Part of the answer may lie in the fact that in the urban areas there is a strong private economy. That means livelihoods are not nearly as dependent upon the state as they are in rural areas. So this makes it easier to mobilise people to join branches in the rural provinces than in the urban areas.

And given the way power and authority is structured in the ANC it is clear why control over provincial government becomes so important. From that position alone you cannot take national power — but as a coalition of provincial interests you can do so. And, of course, that is what the “Premier League” was all about.

This is a dangerous position for the ANC to be in — when the governance geography of the party is so out of alignment with the geography of the economy.

Thus, what we have seen over the last decade is a shift in power to a coalition of provincial interests — dominated by leaders who do not have responsibility for the key areas of the country that drive the economy. Moreover, because of the grant-based funding of the provinces (for which, given the geographic inequality in the country, there is little alternative) they have no responsibility for the other side of the delivery equation — collecting taxes.

In the process the voice of local government has been weakened. We do not need to change the constitution, but we need to think how to reconfigure things better. The problems of local government are not just attributable to its place within the inter-governmental system; the most important endeavour must be about strengthening local governments themselves institutionally.

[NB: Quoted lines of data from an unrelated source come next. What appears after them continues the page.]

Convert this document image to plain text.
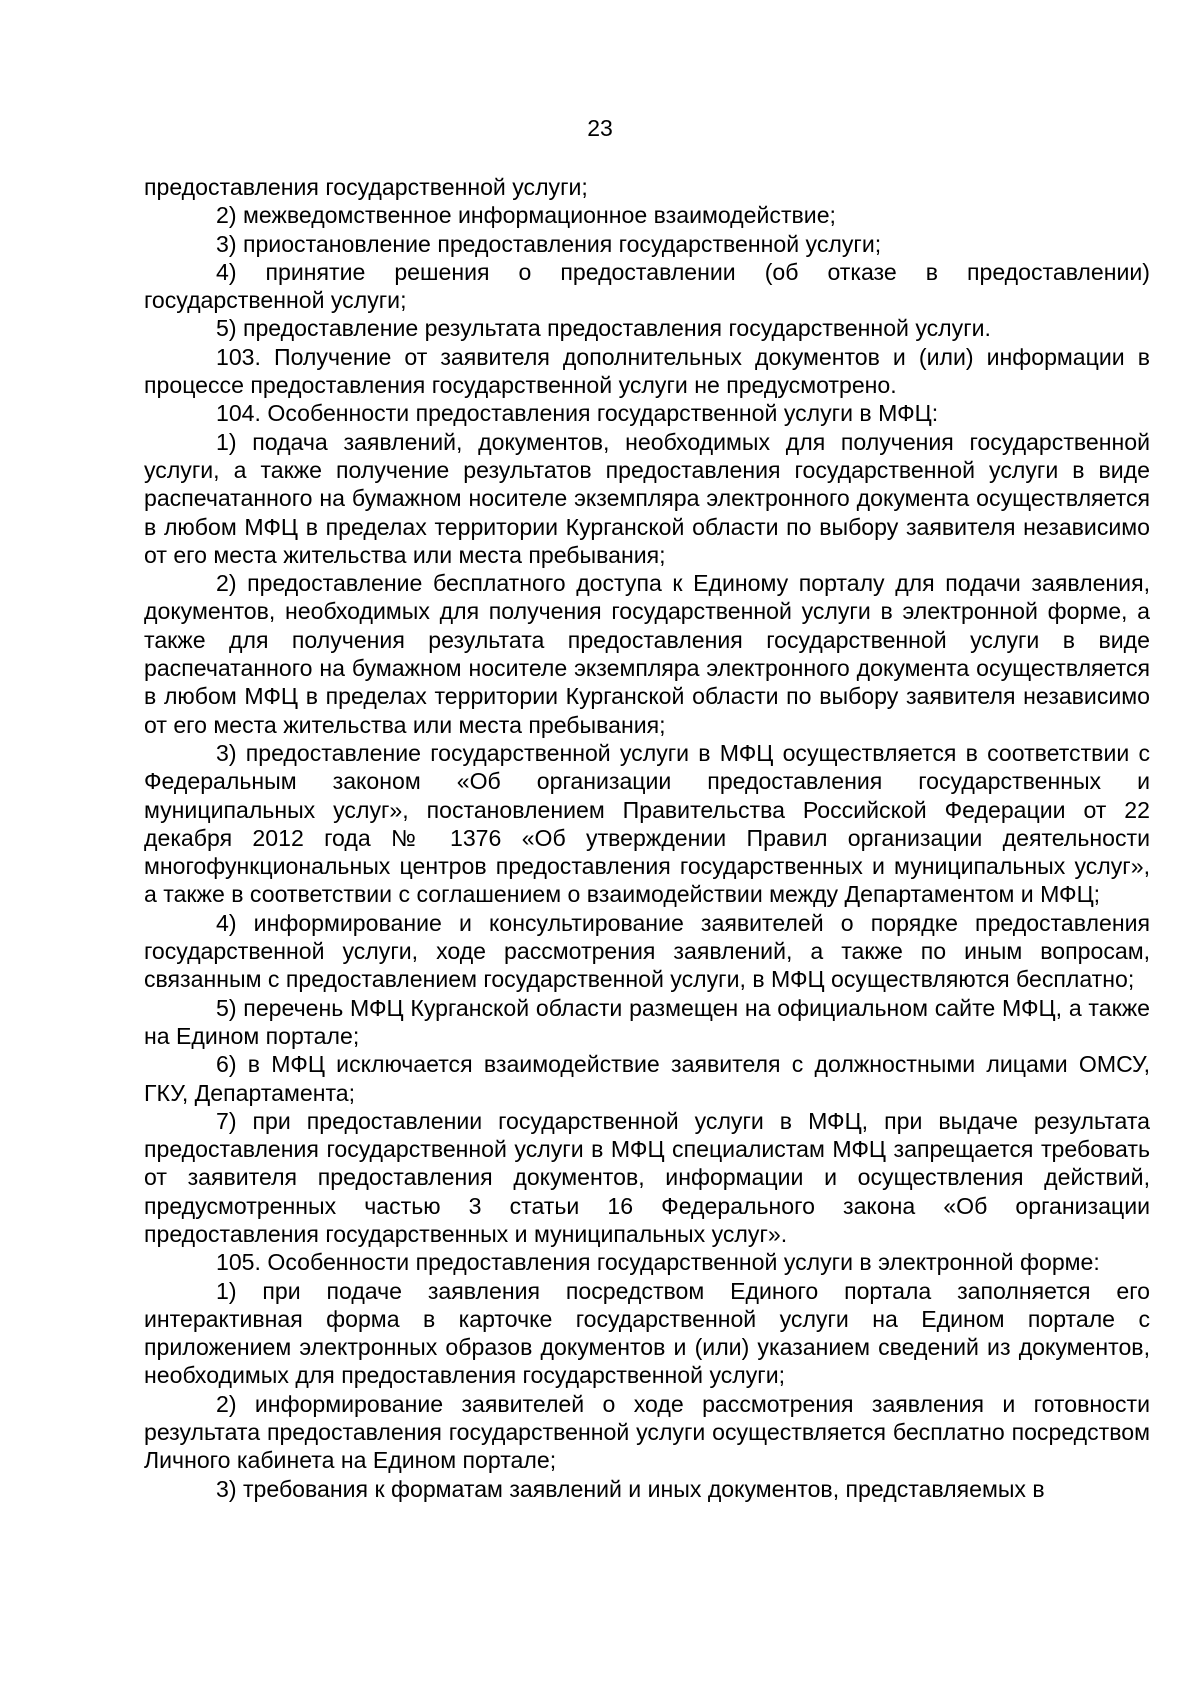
23

предоставления государственной услуги;

2) межведомственное информационное взаимодействие;

3) приостановление предоставления государственной услуги;

4) принятие решения о предоставлении (об отказе в предоставлении) государственной услуги;

5) предоставление результата предоставления государственной услуги.

103. Получение от заявителя дополнительных документов и (или) информации в процессе предоставления государственной услуги не предусмотрено.

104. Особенности предоставления государственной услуги в МФЦ:

1) подача заявлений, документов, необходимых для получения государственной услуги, а также получение результатов предоставления государственной услуги в виде распечатанного на бумажном носителе экземпляра электронного документа осуществляется в любом МФЦ в пределах территории Курганской области по выбору заявителя независимо от его места жительства или места пребывания;

2) предоставление бесплатного доступа к Единому порталу для подачи заявления, документов, необходимых для получения государственной услуги в электронной форме, а также для получения результата предоставления государственной услуги в виде распечатанного на бумажном носителе экземпляра электронного документа осуществляется в любом МФЦ в пределах территории Курганской области по выбору заявителя независимо от его места жительства или места пребывания;

3) предоставление государственной услуги в МФЦ осуществляется в соответствии с Федеральным законом «Об организации предоставления государственных и муниципальных услуг», постановлением Правительства Российской Федерации от 22 декабря 2012 года № 1376 «Об утверждении Правил организации деятельности многофункциональных центров предоставления государственных и муниципальных услуг», а также в соответствии с соглашением о взаимодействии между Департаментом и МФЦ;

4) информирование и консультирование заявителей о порядке предоставления государственной услуги, ходе рассмотрения заявлений, а также по иным вопросам, связанным с предоставлением государственной услуги, в МФЦ осуществляются бесплатно;

5) перечень МФЦ Курганской области размещен на официальном сайте МФЦ, а также на Едином портале;

6) в МФЦ исключается взаимодействие заявителя с должностными лицами ОМСУ, ГКУ, Департамента;

7) при предоставлении государственной услуги в МФЦ, при выдаче результата предоставления государственной услуги в МФЦ специалистам МФЦ запрещается требовать от заявителя предоставления документов, информации и осуществления действий, предусмотренных частью 3 статьи 16 Федерального закона «Об организации предоставления государственных и муниципальных услуг».

105. Особенности предоставления государственной услуги в электронной форме:

1) при подаче заявления посредством Единого портала заполняется его интерактивная форма в карточке государственной услуги на Едином портале с приложением электронных образов документов и (или) указанием сведений из документов, необходимых для предоставления государственной услуги;

2) информирование заявителей о ходе рассмотрения заявления и готовности результата предоставления государственной услуги осуществляется бесплатно посредством Личного кабинета на Едином портале;

3) требования к форматам заявлений и иных документов, представляемых в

When assessing any organisation it is useful to ask three key things: what is the leadership like? What is the strategy like?   What is the ability to implement? Most people would buy into the idea of community participation and the creation of value through partnership between community and local government.

Yet most of our strategies seem to be about delivery to passive recipients, usually with funds collected at the centre. This approach often fails to ignite the great potential for bottom up initiative, which not only delivers resources but is the real basis of empowerment.

We are running into serious obstacles with the delivery-from-above approach. Not only do we face implementation failures, but the fiscal crisis we are in is more severe than generally recognised. The model whereby successful big business and a small proportion of income earners generate sufficient tax revenues to fund mass delivery is increasingly unsustainable.

We will need to learn how to support communities in the things that need government intervention and to stay out of the things that don’t.

There are many things to be said about leadership. In local government we need to think about both the qualities of leadership we need, and the systems and structures that surround leadership, and consider how to improve both.

Finally, the most challenging of all is the ability to implement. Good leaders can be found, and sound strategies can be developed quite quickly, but the ability to implement requires a deep level of institution building that takes time.

Unfortunately, part of the problem now seems to be that we are trying to address inability to implement with rules and compliance. This will not work. What we need are capable, motivated people. A culture overly driven by compliance leads to people too afraid to take initiative and ultimately a failure of delivery, with capable people driven away.

There is a growing awareness in the country of the need for renewal in local government. For those who care about its future now is the time to get involved.

• Van Ryneveld was a technical adviser to the ANC on decentralisation during constitutional negotiations in the early 1990s. This is an abridged version of the keynote address he gave to a Salga/GAPP conference on November 25 titled “Celebrating 25 years of local government”.